Don’t worry: there’s no need to become a beef eater during these nine months. As mentioned, plant foods are also good sources of iron; you simply have to help your body absorb more of this non-haem iron. That’s very easy: simply make sure to include a vitamin C containing food — any fruit or veggie that’s yellow, orange, red or green — when you’re having some ‘plant iron’.

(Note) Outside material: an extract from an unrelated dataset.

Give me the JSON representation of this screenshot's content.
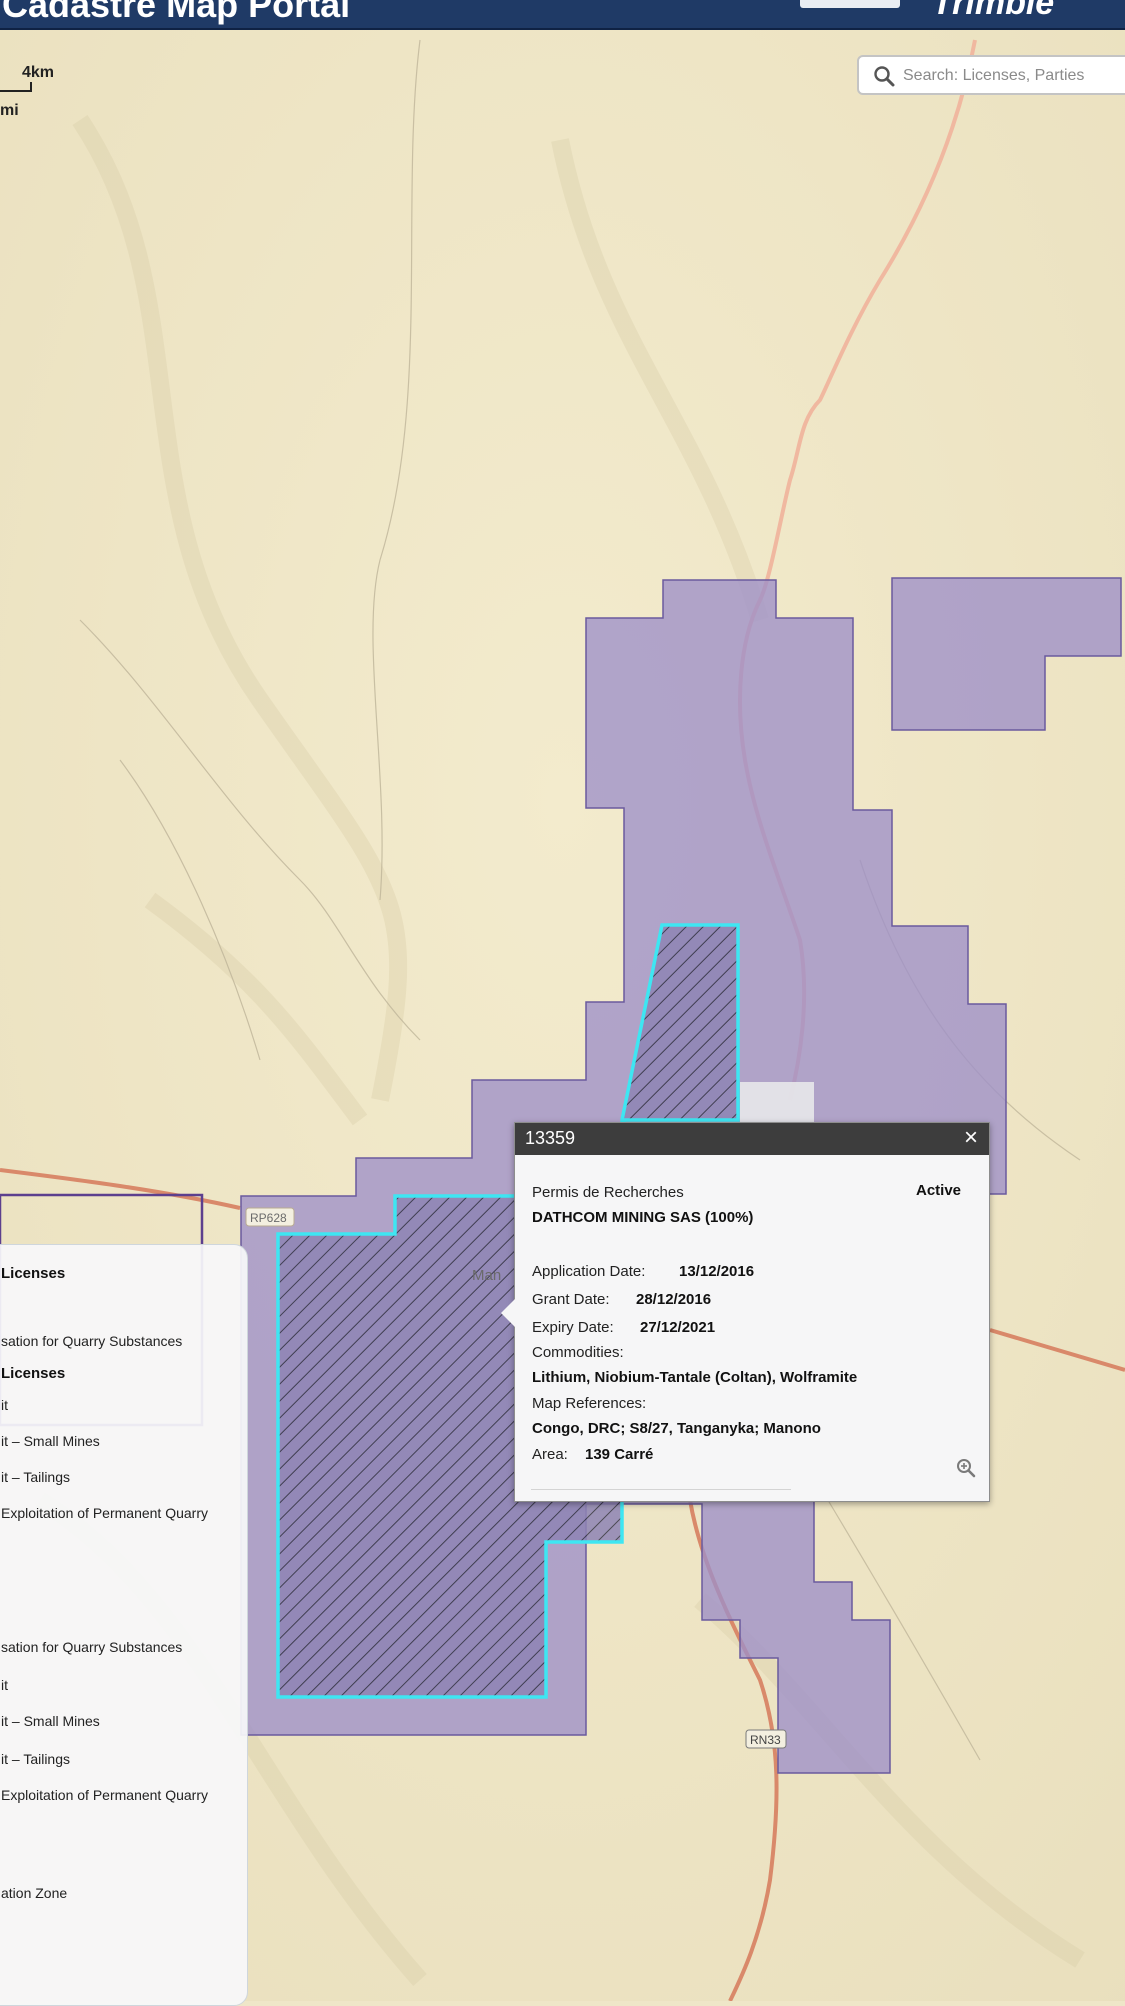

Here are some easy and yummy combos:

  • Have a kiwi, an orange or half a grapefruit just before your meal;
  • Mix some tomato salsa (preferably home-made) with your beans;
  • Liven up your spinach-avocado salad with some strawberries or a mix of yellow, green and red bell peppers;
  • Have a side of roasted or steamed cauliflower with your lima beans;
  • Add some chopped carrots and broccoli florets to your macaroni and cheese.
  • Load up your spaghetti sauce with pureed tomatoes, some chopped carrots and serve with a side of green beans.

Just be creative!

Beware of inhibitors of iron absorption

Besides phytates and fibre, the following will also interfere with iron absorption:

  • Calcium: Hinders absorption of both haem and non-haem iron;
  • Caffeine: Found in coffee, tea, colas and chocolate. Adding milk to coffee appears to further decrease iron absorption;
  • Tannic acids (tannins): Found in tea, tannins can suppress non-haem iron absorption by as much as 50%! Green tea and some herbal teas also appear to have a small inhibiting effect on iron absorption.
  • Indian spices: Chillies, coriander, tamarind and turmeric also contain tannins.

So, no more beloved Java and oh-so-fragrant tea? Not necessarily: just try to take the beverages mentioned above between meals at least 2 hours prior to and after an iron-rich meal.

Planning to have Indian food: simply choose a meat-based dish or remember to have some vitamin-C rich foods on the side.

An extra word about iron supplements

If you’ve been prescribed some iron pills, avoid taking these with calcium supplements, dairy products, coffee, tea, colas or chocolate. You may also consider not taking your supplements with meals that are high in fibre and phytates.